Otherwise, they would have violently coerced every penny she had in her bank account out of her. I wouldn't say Bristol is totally out of control at the moment, however, the black market drugs trade and the violence incurred are getting worse in certain parts of the city, including my own, where from what I've seen is run by young Somali lads in terms of street distribution, at least. The disposable foot soldiers do all the low-level work while those further up the chain keep themselves a few arms-lengths away.
It doesn't matter too much how low, or high you are in the food chain of illegal drugs, it's still a mug's game. All the flash cars, money, and designer clothes may well feed the ego at the time, but when you're eventually banged up in a cell for a few years and no longer enjoy all the freedoms and joys of being on the outside world - and everything you left behind on the outside world becomes completely meaningless, what is the point?
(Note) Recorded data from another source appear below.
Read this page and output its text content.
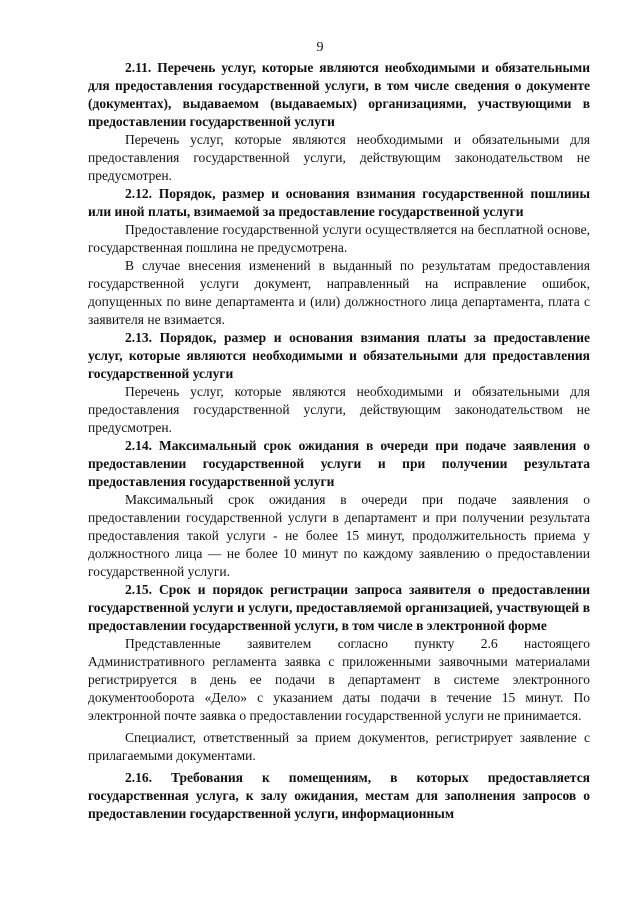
9

2.11. Перечень услуг, которые являются необходимыми и обязательными для предоставления государственной услуги, в том числе сведения о документе (документах), выдаваемом (выдаваемых) организациями, участвующими в предоставлении государственной услуги

Перечень услуг, которые являются необходимыми и обязательными для предоставления государственной услуги, действующим законодательством не предусмотрен.

2.12. Порядок, размер и основания взимания государственной пошлины или иной платы, взимаемой за предоставление государственной услуги

Предоставление государственной услуги осуществляется на бесплатной основе, государственная пошлина не предусмотрена.

В случае внесения изменений в выданный по результатам предоставления государственной услуги документ, направленный на исправление ошибок, допущенных по вине департамента и (или) должностного лица департамента, плата с заявителя не взимается.

2.13. Порядок, размер и основания взимания платы за предоставление услуг, которые являются необходимыми и обязательными для предоставления государственной услуги

Перечень услуг, которые являются необходимыми и обязательными для предоставления государственной услуги, действующим законодательством не предусмотрен.

2.14. Максимальный срок ожидания в очереди при подаче заявления о предоставлении государственной услуги и при получении результата предоставления государственной услуги

Максимальный срок ожидания в очереди при подаче заявления о предоставлении государственной услуги в департамент и при получении результата предоставления такой услуги - не более 15 минут, продолжительность приема у должностного лица — не более 10 минут по каждому заявлению о предоставлении государственной услуги.

2.15. Срок и порядок регистрации запроса заявителя о предоставлении государственной услуги и услуги, предоставляемой организацией, участвующей в предоставлении государственной услуги, в том числе в электронной форме

Представленные заявителем согласно пункту 2.6 настоящего Административного регламента заявка с приложенными заявочными материалами регистрируется в день ее подачи в департамент в системе электронного документооборота «Дело» с указанием даты подачи в течение 15 минут. По электронной почте заявка о предоставлении государственной услуги не принимается.

Специалист, ответственный за прием документов, регистрирует заявление с прилагаемыми документами.

2.16. Требования к помещениям, в которых предоставляется государственная услуга, к залу ожидания, местам для заполнения запросов о предоставлении государственной услуги, информационным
I guess the point in question is no matter what end of the drug trade you're in, it's all about the high. That ego fix will be the same if you're an addict at the lower end of the food chain, or the masterminds further up, it's just the buzz you get which is ultimately the main driver.
The thrill of the moment creates the desire for more of the same, and where enough is never enough. The reality is that we live a life where nothing is permanent. Where, metaphorically, we can lose everything except the skeletal frame we stand in, in an instant - and even this is by no means guaranteed due to potential illnesses along the way as we navigate our way through whatever lifespan we have as individuals for the duration of our existence.
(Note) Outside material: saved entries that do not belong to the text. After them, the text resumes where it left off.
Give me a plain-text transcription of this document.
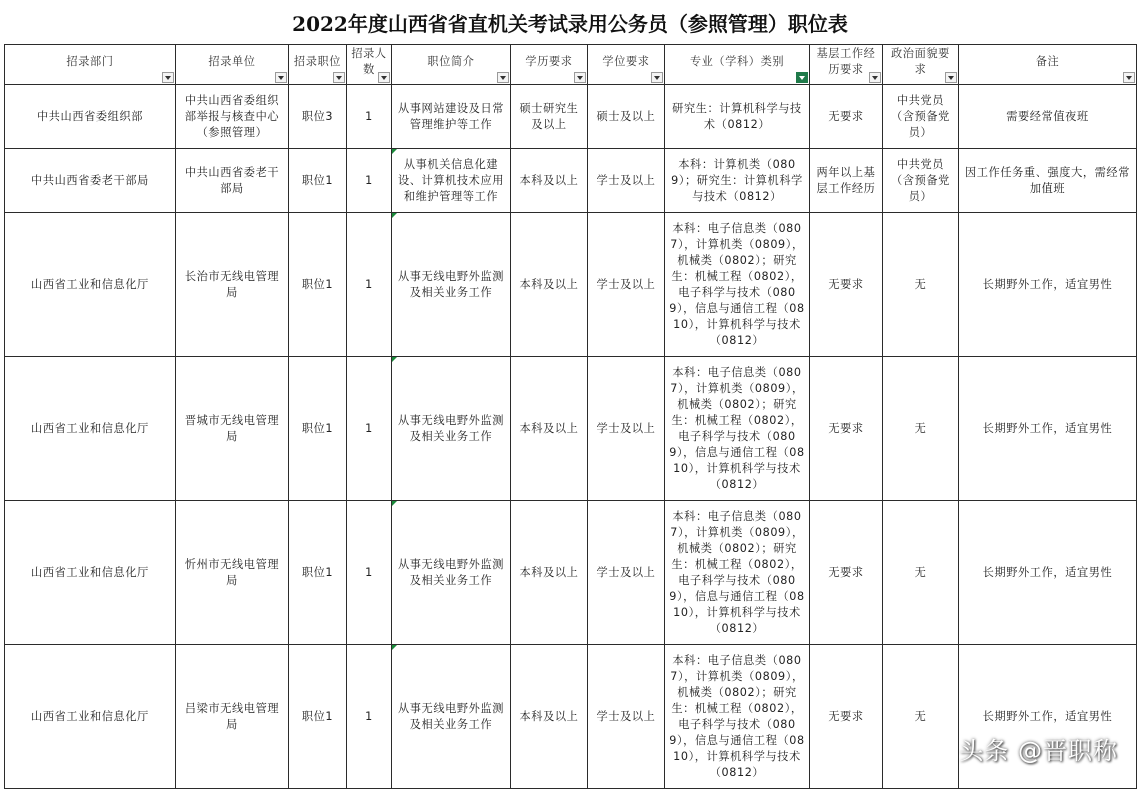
2022年度山西省省直机关考试录用公务员（参照管理）职位表
招录部门	招录单位	招录职位	招录人数	职位简介	学历要求	学位要求	专业（学科）类别	基层工作经历要求	政治面貌要求	备注

中共山西省委组织部	中共山西省委组织部举报与核查中心（参照管理）	职位3	1	从事网站建设及日常管理维护等工作	硕士研究生及以上	硕士及以上	研究生：计算机科学与技术（0812）	无要求	中共党员（含预备党员）	需要经常值夜班
中共山西省委老干部局	中共山西省委老干部局	职位1	1	从事机关信息化建设、计算机技术应用和维护管理等工作	本科及以上	学士及以上	本科：计算机类（0809）；研究生：计算机科学与技术（0812）	两年以上基层工作经历	中共党员（含预备党员）	因工作任务重、强度大，需经常加值班
山西省工业和信息化厅	长治市无线电管理局	职位1	1	从事无线电野外监测及相关业务工作	本科及以上	学士及以上	本科：电子信息类（0807），计算机类（0809），机械类（0802）；研究生：机械工程（0802），电子科学与技术（0809），信息与通信工程（0810），计算机科学与技术（0812）	无要求	无	长期野外工作，适宜男性
山西省工业和信息化厅	晋城市无线电管理局	职位1	1	从事无线电野外监测及相关业务工作	本科及以上	学士及以上	本科：电子信息类（0807），计算机类（0809），机械类（0802）；研究生：机械工程（0802），电子科学与技术（0809），信息与通信工程（0810），计算机科学与技术（0812）	无要求	无	长期野外工作，适宜男性
山西省工业和信息化厅	忻州市无线电管理局	职位1	1	从事无线电野外监测及相关业务工作	本科及以上	学士及以上	本科：电子信息类（0807），计算机类（0809），机械类（0802）；研究生：机械工程（0802），电子科学与技术（0809），信息与通信工程（0810），计算机科学与技术（0812）	无要求	无	长期野外工作，适宜男性
山西省工业和信息化厅	吕梁市无线电管理局	职位1	1	从事无线电野外监测及相关业务工作	本科及以上	学士及以上	本科：电子信息类（0807），计算机类（0809），机械类（0802）；研究生：机械工程（0802），电子科学与技术（0809），信息与通信工程（0810），计算机科学与技术（0812）	无要求	无	长期野外工作，适宜男性
头条 @晋职称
To be a Buddhist monk who, with little or no possessions enjoys a somewhat idyllic life in comparison to the bullshit of this screwed-up, materialistic world I inhabit, has to be one of the luckiest, most fortunate, and happiest people on the planet as he/she watches humanity collapse around him/her and still feel at peace with him/herself while at the same time also feeling a deep sense of compassion and sadness within.
While there is no way I would ever compare myself to the higher consciousness levels of a Buddhist monk, I can fully understand and appreciate what their overview of the world must be like to live with while still feeling a sense of inner peace. My view of the world as I look out my window, estranged from the craziness outside of these walls instils a similar sense of peace and calm I have discovered, and now thrive on.
To be immersed, as I was, so deeply in the interwoven fabric of a society I was never truly comfortable with, and haven't been for many years - if I'm really honest, to now be a step back from it and not just thinking, but feeling a genuine sense of inner calm and peace as I continue to grow within myself.This feels like the final achievement in a life well lived. Except for one.
Possessions.
I'm of the belief that to complete the circle of life, as we came into this world with nothing we should depart in the same way. To be honest, nearly everything I own could be junked anyway, and this is a thought for tomorrow.